There was also a huge exegesis of the fashion turnaround of the last ten years by Camilla, Duchess of Cornwall and wife of Charles, Prince of Wales.

Several juicy stories about politicians in sexual peccadillos followed.

All fascinating.

And here I am, having awakened in Delhi and, if all things go as planned, will fall asleep in New York, half a world away from where I have been living the last two weeks.

One of the things I was thinking about this morning as I was closing my suitcases was the light in India.
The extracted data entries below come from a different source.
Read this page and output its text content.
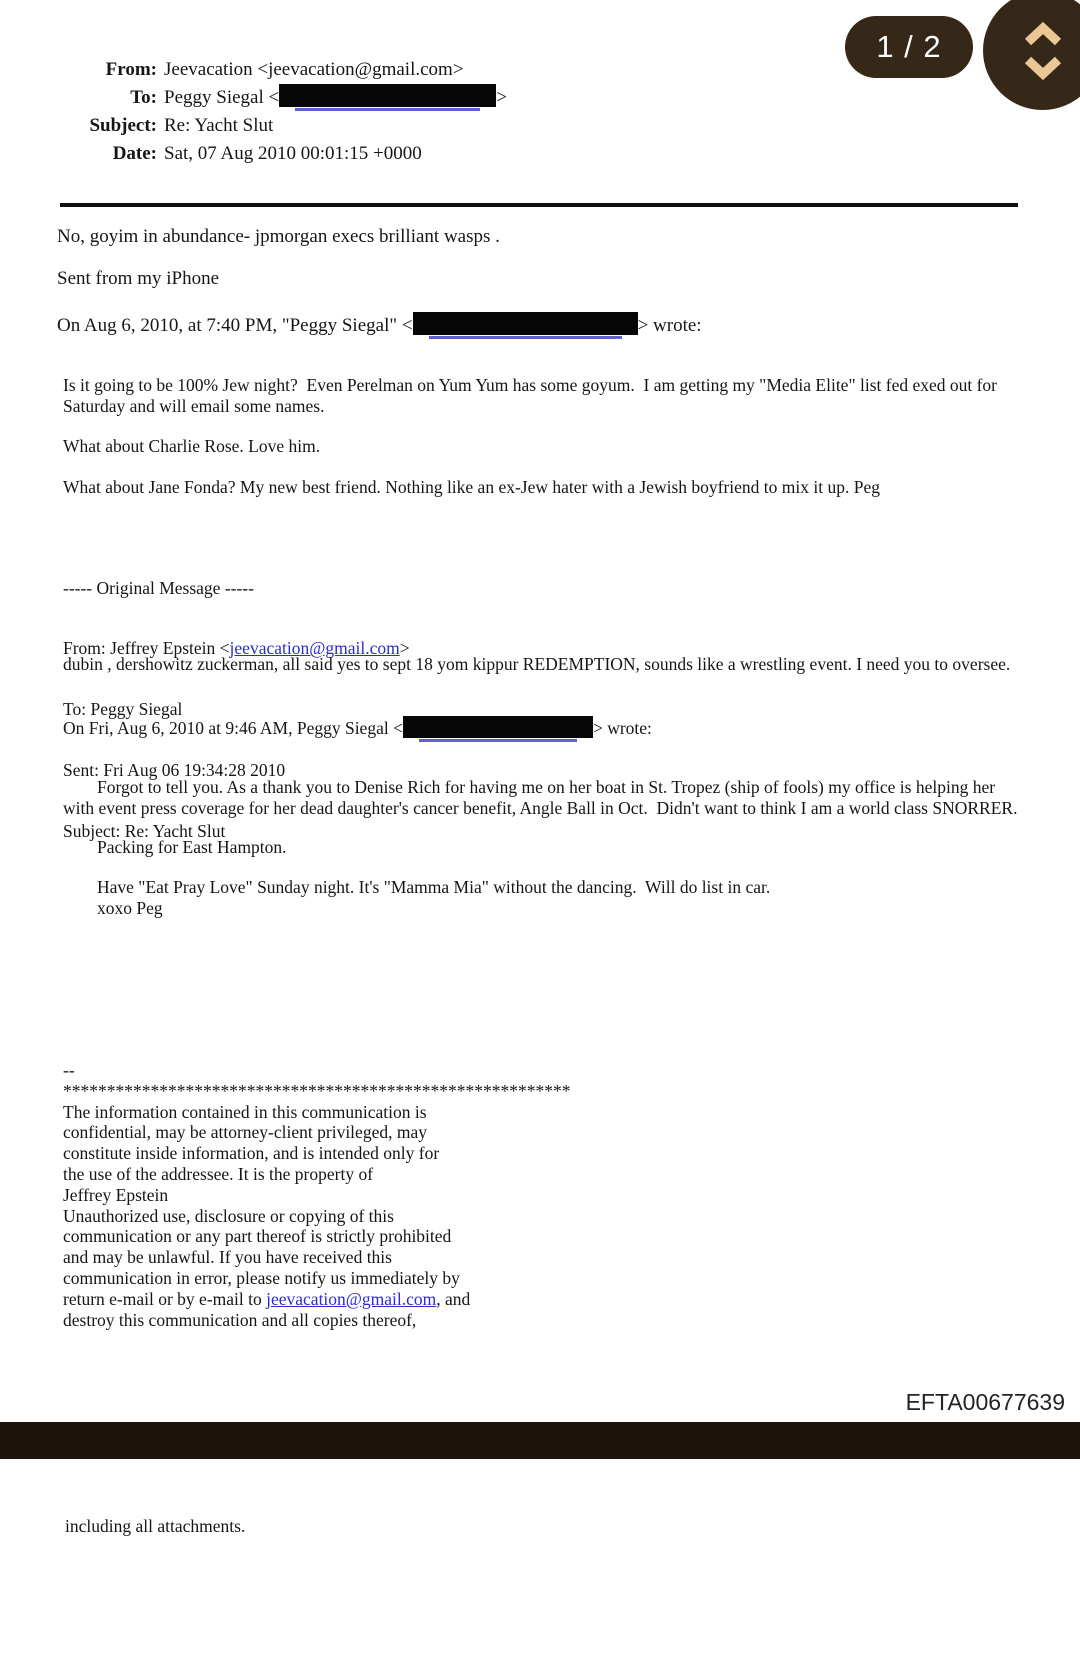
From: Jeevacation <jeevacation@gmail.com>
To: Peggy Siegal <	>
Subject: Re: Yacht Slut
Date: Sat, 07 Aug 2010 00:01:15 +0000
No, goyim in abundance- jpmorgan execs brilliant wasps .
Sent from my iPhone
On Aug 6, 2010, at 7:40 PM, "Peggy Siegal" <	> wrote:
Is it going to be 100% Jew night?  Even Perelman on Yum Yum has some goyum.  I am getting my "Media Elite" list fed exed out for
Saturday and will email some names.
What about Charlie Rose. Love him.
What about Jane Fonda? My new best friend. Nothing like an ex-Jew hater with a Jewish boyfriend to mix it up. Peg

----- Original Message -----

From: Jeffrey Epstein <jeevacation@gmail.com>

To: Peggy Siegal

Sent: Fri Aug 06 19:34:28 2010

Subject: Re: Yacht Slut

dubin , dershowitz zuckerman, all said yes to sept 18 yom kippur REDEMPTION, sounds like a wrestling event. I need you to oversee.
On Fri, Aug 6, 2010 at 9:46 AM, Peggy Siegal <	> wrote:
Forgot to tell you. As a thank you to Denise Rich for having me on her boat in St. Tropez (ship of fools) my office is helping her
with event press coverage for her dead daughter's cancer benefit, Angle Ball in Oct.  Didn't want to think I am a world class SNORRER.
Packing for East Hampton.
Have "Eat Pray Love" Sunday night. It's "Mamma Mia" without the dancing.  Will do list in car.
xoxo Peg
--
**********************************************************
The information contained in this communication is
confidential, may be attorney-client privileged, may
constitute inside information, and is intended only for
the use of the addressee. It is the property of
Jeffrey Epstein
Unauthorized use, disclosure or copying of this
communication or any part thereof is strictly prohibited
and may be unlawful. If you have received this
communication in error, please notify us immediately by
return e-mail or by e-mail to jeevacation@gmail.com, and
destroy this communication and all copies thereof,
EFTA00677639
including all attachments.
1 / 2
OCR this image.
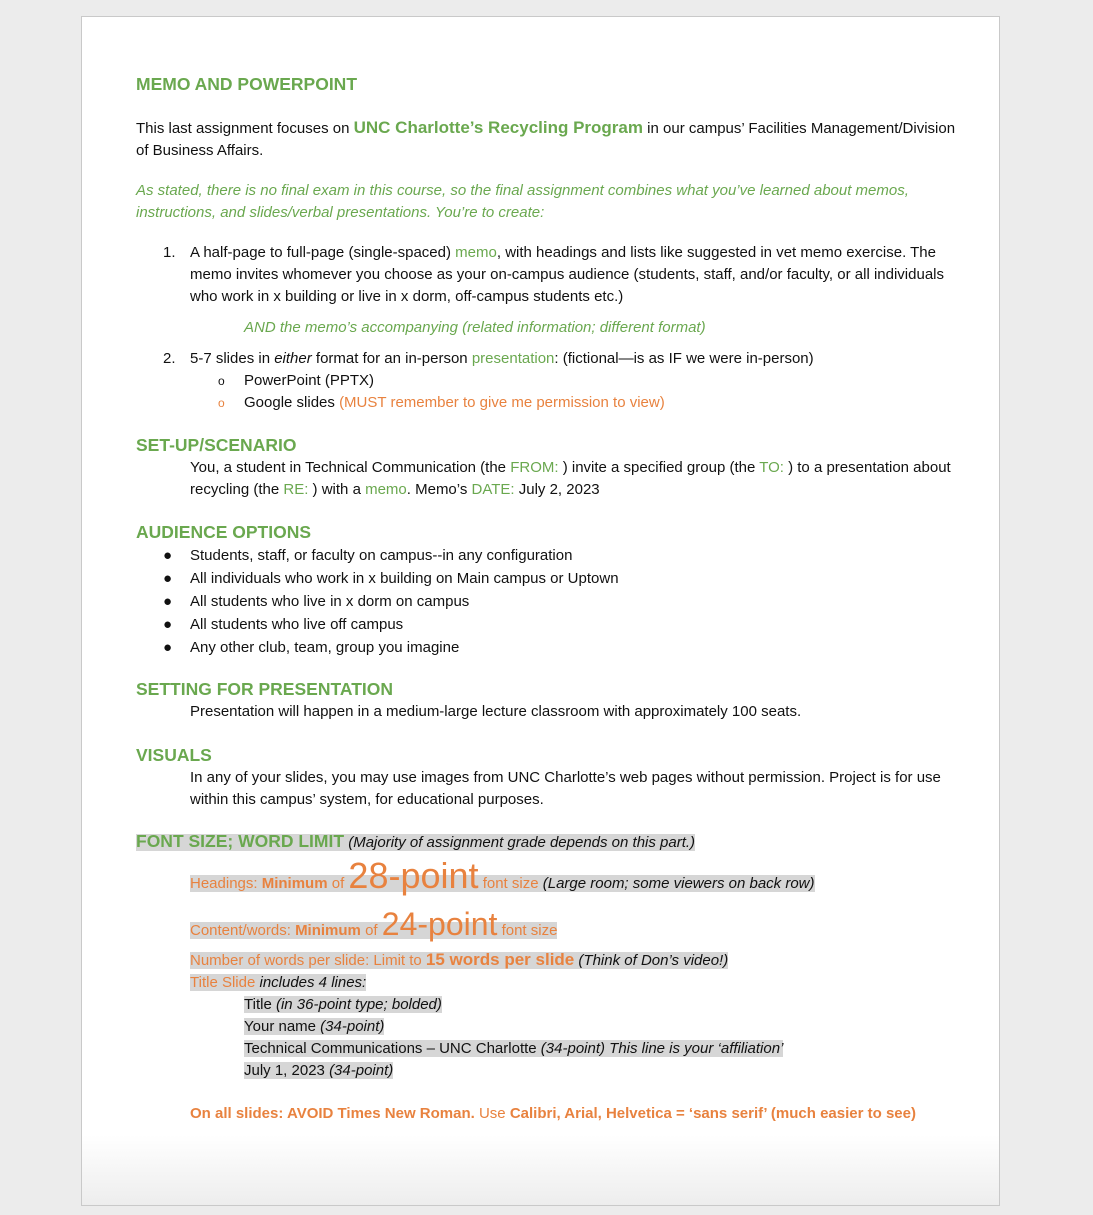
MEMO AND POWERPOINT

This last assignment focuses on UNC Charlotte’s Recycling Program in our campus’ Facilities Management/Division of Business Affairs.

As stated, there is no final exam in this course, so the final assignment combines what you’ve learned about memos, instructions, and slides/verbal presentations. You’re to create:

1. A half-page to full-page (single-spaced) memo, with headings and lists like suggested in vet memo exercise. The memo invites whomever you choose as your on-campus audience (students, staff, and/or faculty, or all individuals who work in x building or live in x dorm, off-campus students etc.)

AND the memo’s accompanying (related information; different format)

2. 5-7 slides in either format for an in-person presentation: (fictional—is as IF we were in-person)
o PowerPoint (PPTX)
o Google slides (MUST remember to give me permission to view)

SET-UP/SCENARIO

You, a student in Technical Communication (the FROM: ) invite a specified group (the TO: ) to a presentation about recycling (the RE: ) with a memo. Memo’s DATE: July 2, 2023

AUDIENCE OPTIONS

● Students, staff, or faculty on campus--in any configuration
● All individuals who work in x building on Main campus or Uptown
● All students who live in x dorm on campus
● All students who live off campus
● Any other club, team, group you imagine

SETTING FOR PRESENTATION

Presentation will happen in a medium-large lecture classroom with approximately 100 seats.

VISUALS

In any of your slides, you may use images from UNC Charlotte’s web pages without permission. Project is for use within this campus’ system, for educational purposes.

FONT SIZE; WORD LIMIT (Majority of assignment grade depends on this part.)

Headings: Minimum of 28-point font size (Large room; some viewers on back row)

Content/words: Minimum of 24-point font size

Number of words per slide: Limit to 15 words per slide (Think of Don’s video!)

Title Slide includes 4 lines:

Title (in 36-point type; bolded)

Your name (34-point)

Technical Communications – UNC Charlotte (34-point) This line is your ‘affiliation’

July 1, 2023 (34-point)

On all slides: AVOID Times New Roman. Use Calibri, Arial, Helvetica = ‘sans serif’ (much easier to see)
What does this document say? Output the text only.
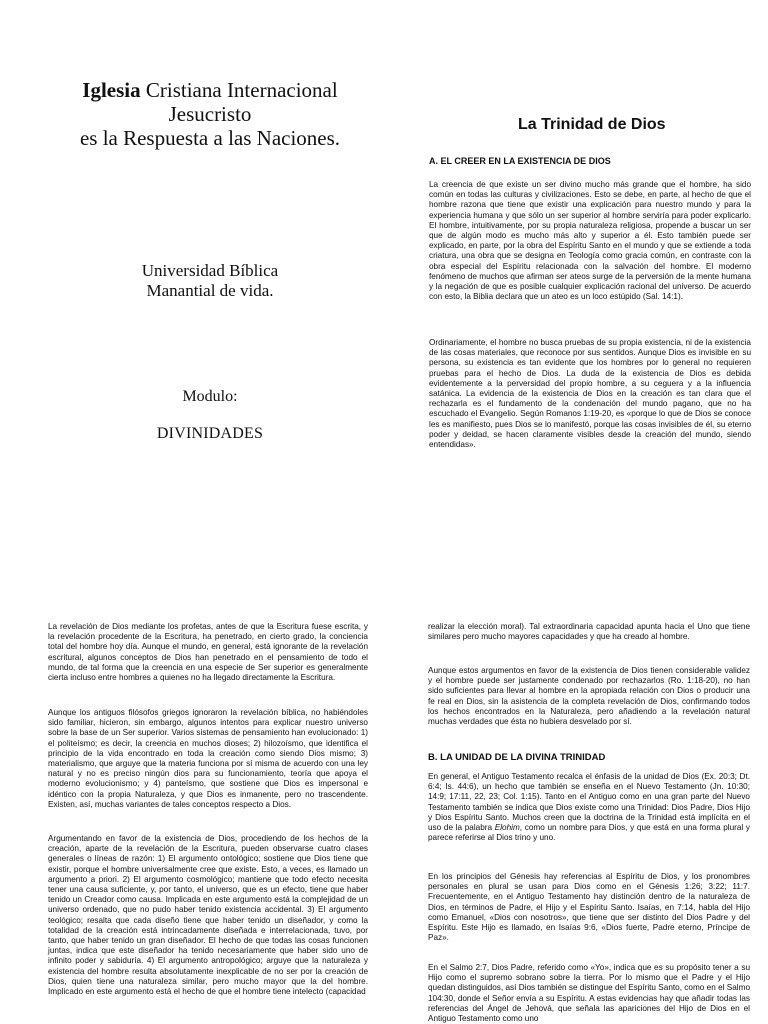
Iglesia Cristiana Internacional
Jesucristo
es la Respuesta a las Naciones.
Universidad Bíblica
Manantial de vida.
Modulo:
DIVINIDADES
La Trinidad de Dios
A. EL CREER EN LA EXISTENCIA DE DIOS

La creencia de que existe un ser divino mucho más grande que el hombre, ha sido común en todas las culturas y civilizaciones. Esto se debe, en parte, al hecho de que el hombre razona que tiene que existir una explicación para nuestro mundo y para la experiencia humana y que sólo un ser superior al hombre serviría para poder explicarlo. El hombre, intuitivamente, por su propia naturaleza religiosa, propende a buscar un ser que de algún modo es mucho más alto y superior a él. Esto también puede ser explicado, en parte, por la obra del Espíritu Santo en el mundo y que se extiende a toda criatura, una obra que se designa en Teología como gracia común, en contraste con la obra especial del Espíritu relacionada con la salvación del hombre. El moderno fenómeno de muchos que afirman ser ateos surge de la perversión de la mente humana y la negación de que es posible cualquier explicación racional del universo. De acuerdo con esto, la Biblia declara que un ateo es un loco estúpido (Sal. 14:1).

Ordinariamente, el hombre no busca pruebas de su propia existencia, ni de la existencia de las cosas materiales, que reconoce por sus sentidos. Aunque Dios es invisible en su persona, su existencia es tan evidente que los hombres por lo general no requieren pruebas para el hecho de Dios. La duda de la existencia de Dios es debida evidentemente a la perversidad del propio hombre, a su ceguera y a la influencia satánica. La evidencia de la existencia de Dios en la creación es tan clara que el rechazarla es el fundamento de la condenación del mundo pagano, que no ha escuchado el Evangelio. Según Romanos 1:19-20, es «porque lo que de Dios se conoce les es manifiesto, pues Dios se lo manifestó, porque las cosas invisibles de él, su eterno poder y deidad, se hacen claramente visibles desde la creación del mundo, siendo entendidas».

La revelación de Dios mediante los profetas, antes de que la Escritura fuese escrita, y la revelación procedente de la Escritura, ha penetrado, en cierto grado, la conciencia total del hombre hoy día. Aunque el mundo, en general, está ignorante de la revelación escritural, algunos conceptos de Dios han penetrado en el pensamiento de todo el mundo, de tal forma que la creencia en una especie de Ser superior es generalmente cierta incluso entre hombres a quienes no ha llegado directamente la Escritura.

Aunque los antiguos filósofos griegos ignoraron la revelación bíblica, no habiéndoles sido familiar, hicieron, sin embargo, algunos intentos para explicar nuestro universo sobre la base de un Ser superior. Varios sistemas de pensamiento han evolucionado: 1) el politeísmo; es decir, la creencia en muchos dioses; 2) hilozoísmo, que identifica el principio de la vida encontrado en toda la creación como siendo Dios mismo; 3) materialismo, que arguye que la materia funciona por sí misma de acuerdo con una ley natural y no es preciso ningún dios para su funcionamiento, teoría que apoya el moderno evolucionismo; y 4) panteísmo, que sostiene que Dios es impersonal e idéntico con la propia Naturaleza, y que Dios es inmanente, pero no trascendente. Existen, así, muchas variantes de tales conceptos respecto a Dios.

Argumentando en favor de la existencia de Dios, procediendo de los hechos de la creación, aparte de la revelación de la Escritura, pueden observarse cuatro clases generales o líneas de razón: 1) El argumento ontológico; sostiene que Dios tiene que existir, porque el hombre universalmente cree que existe. Esto, a veces, es llamado un argumento a priori. 2) El argumento cosmológico; mantiene que todo efecto necesita tener una causa suficiente, y, por tanto, el universo, que es un efecto, tiene que haber tenido un Creador como causa. Implicada en este argumento está la complejidad de un universo ordenado, que no pudo haber tenido existencia accidental. 3) El argumento teológico; resalta que cada diseño tiene que haber tenido un diseñador, y como la totalidad de la creación está intrincadamente diseñada e interrelacionada, tuvo, por tanto, que haber tenido un gran diseñador. El hecho de que todas las cosas funcionen juntas, indica que este diseñador ha tenido necesariamente que haber sido uno de infinito poder y sabiduría. 4) El argumento antropológico; arguye que la naturaleza y existencia del hombre resulta absolutamente inexplicable de no ser por la creación de Dios, quien tiene una naturaleza similar, pero mucho mayor que la del hombre. Implicado en este argumento está el hecho de que el hombre tiene intelecto (capacidad

realizar la elección moral). Tal extraordinaria capacidad apunta hacia el Uno que tiene similares pero mucho mayores capacidades y que ha creado al hombre.

Aunque estos argumentos en favor de la existencia de Dios tienen considerable validez y el hombre puede ser justamente condenado por rechazarlos (Ro. 1:18-20), no han sido suficientes para llevar al hombre en la apropiada relación con Dios o producir una fe real en Dios, sin la asistencia de la completa revelación de Dios, confirmando todos los hechos encontrados en la Naturaleza, pero añadiendo a la revelación natural muchas verdades que ésta no hubiera desvelado por sí.

B. LA UNIDAD DE LA DIVINA TRINIDAD

En general, el Antiguo Testamento recalca el énfasis de la unidad de Dios (Ex. 20:3; Dt. 6:4; Is. 44:6), un hecho que también se enseña en el Nuevo Testamento (Jn. 10:30; 14:9; 17:11, 22, 23; Col. 1:15). Tanto en el Antiguo como en una gran parte del Nuevo Testamento también se indica que Dios existe como una Trinidad: Dios Padre, Dios Hijo y Dios Espíritu Santo. Muchos creen que la doctrina de la Trinidad está implícita en el uso de la palabra Elohim, como un nombre para Dios, y que está en una forma plural y parece referirse al Dios trino y uno.

En los principios del Génesis hay referencias al Espíritu de Dios, y los pronombres personales en plural se usan para Dios como en el Génesis 1:26; 3:22; 11:7. Frecuentemente, en el Antiguo Testamento hay distinción dentro de la naturaleza de Dios, en términos de Padre, el Hijo y el Espíritu Santo. Isaías, en 7:14, habla del Hijo como Emanuel, «Dios con nosotros», que tiene que ser distinto del Dios Padre y del Espíritu. Este Hijo es llamado, en Isaías 9:6, «Dios fuerte, Padre eterno, Príncipe de Paz».

En el Salmo 2:7, Dios Padre, referido como «Yo», indica que es su propósito tener a su Hijo como el supremo sobrano sobre la tierra. Por lo mismo que el Padre y el Hijo quedan distinguidos, así Dios también se distingue del Espíritu Santo, como en el Salmo 104:30, donde el Señor envía a su Espíritu. A estas evidencias hay que añadir todas las referencias del Ángel de Jehová, que señala las apariciones del Hijo de Dios en el Antiguo Testamento como uno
Everything in India seemed bathed in a softer light than New York, as if light came through a filter, even when it was at its hottest and brightest. I remember thinking that in other trips to India; how different the light was. It may be the dust and the pollution or some other factor.

Indulging myself, I have been reading Dorothy Sayers’ Lord Peter Wimsey mysteries, great fun for long flights and travel. I have several of them on my Kindle.

Sitting here in my seat, I have a sense of traveling away from somewhere; a sense of movement, which I am sure, would have been intensified a century ago when the only way to India was by long sea voyage.

Today we are catapulted from one world to another, with just hours to adjust. I think I would like to have that time at sea to contemplate what I had seen, heard, felt and experienced.

Now I am rushing to make sense of things. It is the way of the world in which we live, a rush of things, a rush of information, a rush between places and a rush to assimilate the information we are receiving.

Yes, right now I would like to be on a deck chair on a steamer slowly making its way back to London so I could pause and gather my thoughts, feel my way internally through my experiences.